Overview
In this article, we are going to learn about how to write test cases for OPA policy.
Working Example
Let’s create a Directory called test5 and create 3 files like below:
policy.rego
package policy
default allow = false
allow {
input.user.roles[_] == "admin"
}

input.json
{
"user": {
"username": "test_user",
"roles": ["developer","admin"]
}
}

policy_test.rego
package policy_test
import data.policy.allow
test_allow_is_false_by_default {
not allow
}
test_allow_if_admin {
allow with input as {
"user": {
"roles": ["admin"]
}
}
}
test_deny_if_not_admin {
not allow with input as {
"user": {
"roles": ["developer"]
}
}
}

Testing Policy Test cases
Now test our policy set. We have written 3 test cases which are:
- The “allow” rule should be false when no input is given.
- The “allow rule should be true if input is given and user role is “admin”.
- The allow rule should be false if input is given and user role is “developer”
Now let’s test our test cases.
- Change to the directory where all our policy exists.

- Now run below command to test the test cases:
opa test .
The output:
rajeevghosh@penguin:~/OPA/test5$ opa test .
PASS: 3/3
rajeevghosh@penguin:~/OPA/test5$
Where Dot (.) denotes the present directory.
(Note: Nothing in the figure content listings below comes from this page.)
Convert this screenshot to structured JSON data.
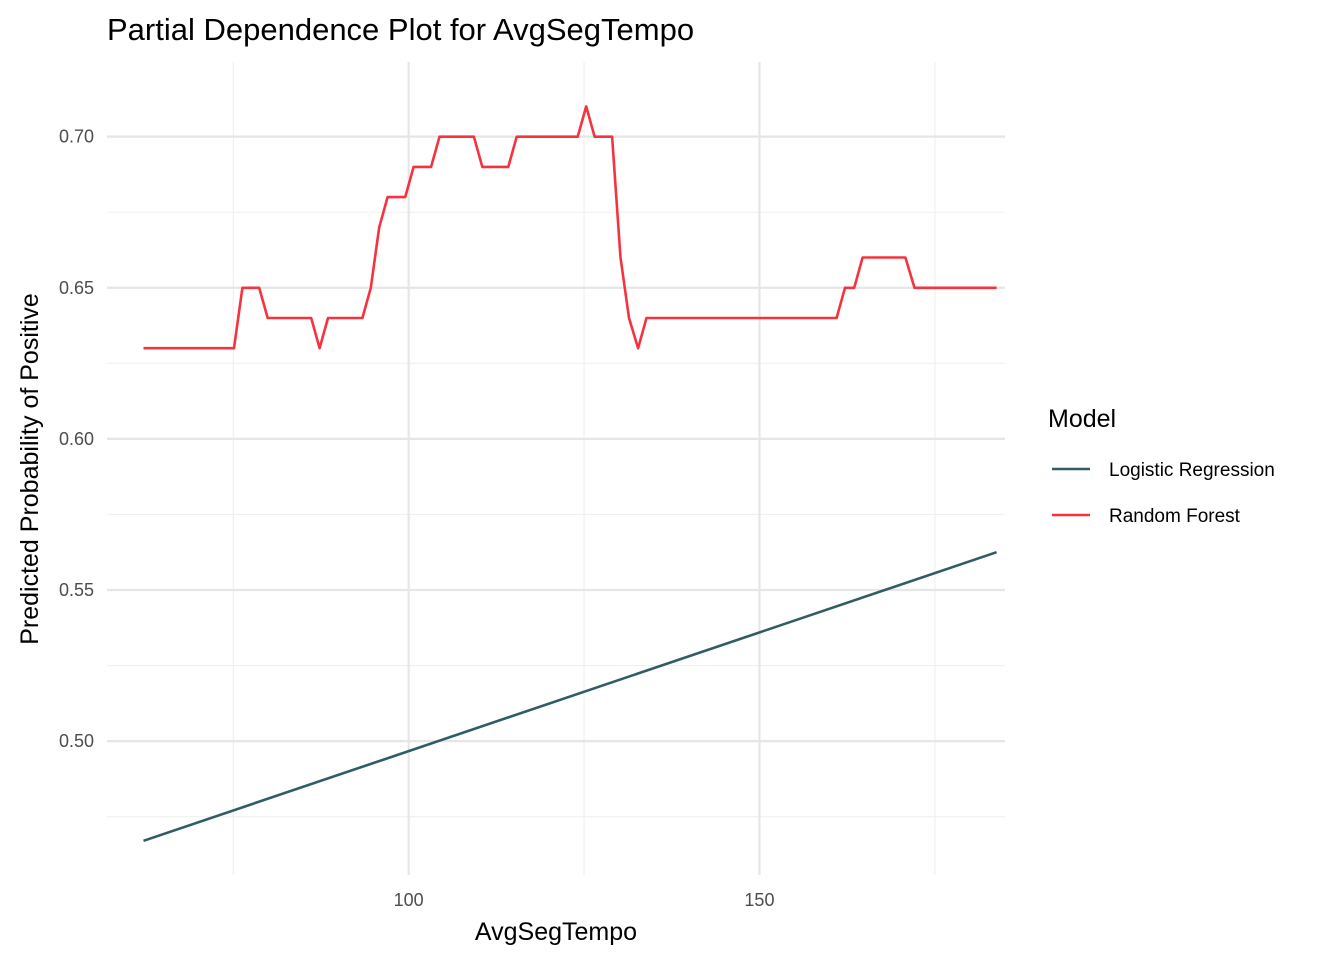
{
  "chart_data": {
    "type": "line",
    "title": "Partial Dependence Plot for AvgSegTempo",
    "xlabel": "AvgSegTempo",
    "ylabel": "Predicted Probability of Positive",
    "xlim": [
      57,
      185
    ],
    "ylim": [
      0.4557,
      0.7247
    ],
    "x_ticks": [
      100,
      150
    ],
    "x_tick_labels": [
      "100",
      "150"
    ],
    "x_minor_ticks": [
      75,
      125,
      175
    ],
    "y_ticks": [
      0.5,
      0.55,
      0.6,
      0.65,
      0.7
    ],
    "y_tick_labels": [
      "0.50",
      "0.55",
      "0.60",
      "0.65",
      "0.70"
    ],
    "y_minor_ticks": [
      0.475,
      0.525,
      0.575,
      0.625,
      0.675
    ],
    "grid": true,
    "legend": {
      "title": "Model",
      "position": "right"
    },
    "series": [
      {
        "name": "Logistic Regression",
        "color": "#2f5d62",
        "points": [
          [
            62.2,
            0.467
          ],
          [
            183.8,
            0.5625
          ]
        ]
      },
      {
        "name": "Random Forest",
        "color": "#f5333f",
        "points": [
          [
            62.2,
            0.63
          ],
          [
            75.1,
            0.63
          ],
          [
            76.3,
            0.65
          ],
          [
            78.7,
            0.65
          ],
          [
            79.9,
            0.64
          ],
          [
            86.1,
            0.64
          ],
          [
            87.3,
            0.63
          ],
          [
            88.5,
            0.64
          ],
          [
            93.4,
            0.64
          ],
          [
            94.6,
            0.65
          ],
          [
            95.8,
            0.67
          ],
          [
            97.0,
            0.68
          ],
          [
            99.5,
            0.68
          ],
          [
            100.7,
            0.69
          ],
          [
            103.2,
            0.69
          ],
          [
            104.4,
            0.7
          ],
          [
            109.3,
            0.7
          ],
          [
            110.5,
            0.69
          ],
          [
            114.2,
            0.69
          ],
          [
            115.4,
            0.7
          ],
          [
            124.1,
            0.7
          ],
          [
            125.3,
            0.71
          ],
          [
            126.5,
            0.7
          ],
          [
            129.0,
            0.7
          ],
          [
            130.2,
            0.66
          ],
          [
            131.4,
            0.64
          ],
          [
            132.7,
            0.63
          ],
          [
            133.9,
            0.64
          ],
          [
            161.0,
            0.64
          ],
          [
            162.2,
            0.65
          ],
          [
            163.5,
            0.65
          ],
          [
            164.7,
            0.66
          ],
          [
            170.8,
            0.66
          ],
          [
            172.1,
            0.65
          ],
          [
            183.8,
            0.65
          ]
        ]
      }
    ]
  }
}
We can see that all our test cases have passed.
Testing Fail Case Scenario
- Let’s change the file “policy_test.rego” to below and ensure that other files remains unchanged.
policy_test.rego
package policy_test
import data.policy.allow
test_allow_is_false_by_default {
allow
}
test_allow_if_admin {
allow with input as {
"user": {
"roles": ["admin"]
}
}
}
test_deny_if_not_admin {
not allow with input as {
"user": {
"roles": ["developer"]
}
}
}

We have just change below section in the above code.
Before:
test_allow_is_false_by_default {
not allow
}
After the modification:
test_allow_is_false_by_default {
allow
}
Testing:
Now since we have made changes to test case code , let’s test our policy again with test cases:
- Run below code:
opa test .
The output:
rajeevghosh@penguin:~/OPA/test5$ opa test .
data.policy_test.test_allow_is_false_by_default: FAIL (1.097µs)
--------------------------------------------------------------------------------
PASS: 2/3
FAIL: 1/3
As we can see from output our 2 out of 3 test cases have passed.
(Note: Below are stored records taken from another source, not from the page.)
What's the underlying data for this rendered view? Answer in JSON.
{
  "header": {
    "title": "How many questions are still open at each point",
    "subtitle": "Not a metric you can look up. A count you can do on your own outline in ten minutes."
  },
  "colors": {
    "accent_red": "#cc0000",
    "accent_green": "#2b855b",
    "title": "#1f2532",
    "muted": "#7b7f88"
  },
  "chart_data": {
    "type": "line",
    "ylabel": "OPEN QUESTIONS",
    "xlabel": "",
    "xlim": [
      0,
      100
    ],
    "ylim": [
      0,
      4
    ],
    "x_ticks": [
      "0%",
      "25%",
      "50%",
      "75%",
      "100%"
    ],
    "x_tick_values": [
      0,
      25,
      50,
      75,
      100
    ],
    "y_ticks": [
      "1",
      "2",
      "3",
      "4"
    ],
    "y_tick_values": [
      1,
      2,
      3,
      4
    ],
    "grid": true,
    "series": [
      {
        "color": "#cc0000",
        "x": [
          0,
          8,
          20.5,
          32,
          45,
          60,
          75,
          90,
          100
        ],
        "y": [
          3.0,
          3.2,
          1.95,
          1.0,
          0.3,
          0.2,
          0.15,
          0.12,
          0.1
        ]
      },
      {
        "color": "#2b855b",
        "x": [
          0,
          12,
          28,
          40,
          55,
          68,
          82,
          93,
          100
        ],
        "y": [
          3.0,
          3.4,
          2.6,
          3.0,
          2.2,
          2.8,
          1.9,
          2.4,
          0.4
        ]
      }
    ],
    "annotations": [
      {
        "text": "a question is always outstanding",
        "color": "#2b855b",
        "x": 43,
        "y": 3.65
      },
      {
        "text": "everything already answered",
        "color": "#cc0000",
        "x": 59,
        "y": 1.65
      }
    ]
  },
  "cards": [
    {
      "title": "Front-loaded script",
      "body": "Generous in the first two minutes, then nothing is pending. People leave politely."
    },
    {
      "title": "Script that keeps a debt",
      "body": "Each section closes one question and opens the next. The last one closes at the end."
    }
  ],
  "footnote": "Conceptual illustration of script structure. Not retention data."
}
This concludes our 4th tutorial on REGO and OPA.
Thank you for your shening. I am worried that I lack creative ideas. It is your enticle that makes me full of hope. Thank you. But, I have a question, can you help me? https://www.binance.com/en/register?ref=P9L9FQKY
Your article made me suddenly realize that I am writing a thesis on gate.io. After reading your article, I have a different way of thinking, thank you. However, I still have some doubts, can you help me? Thanks.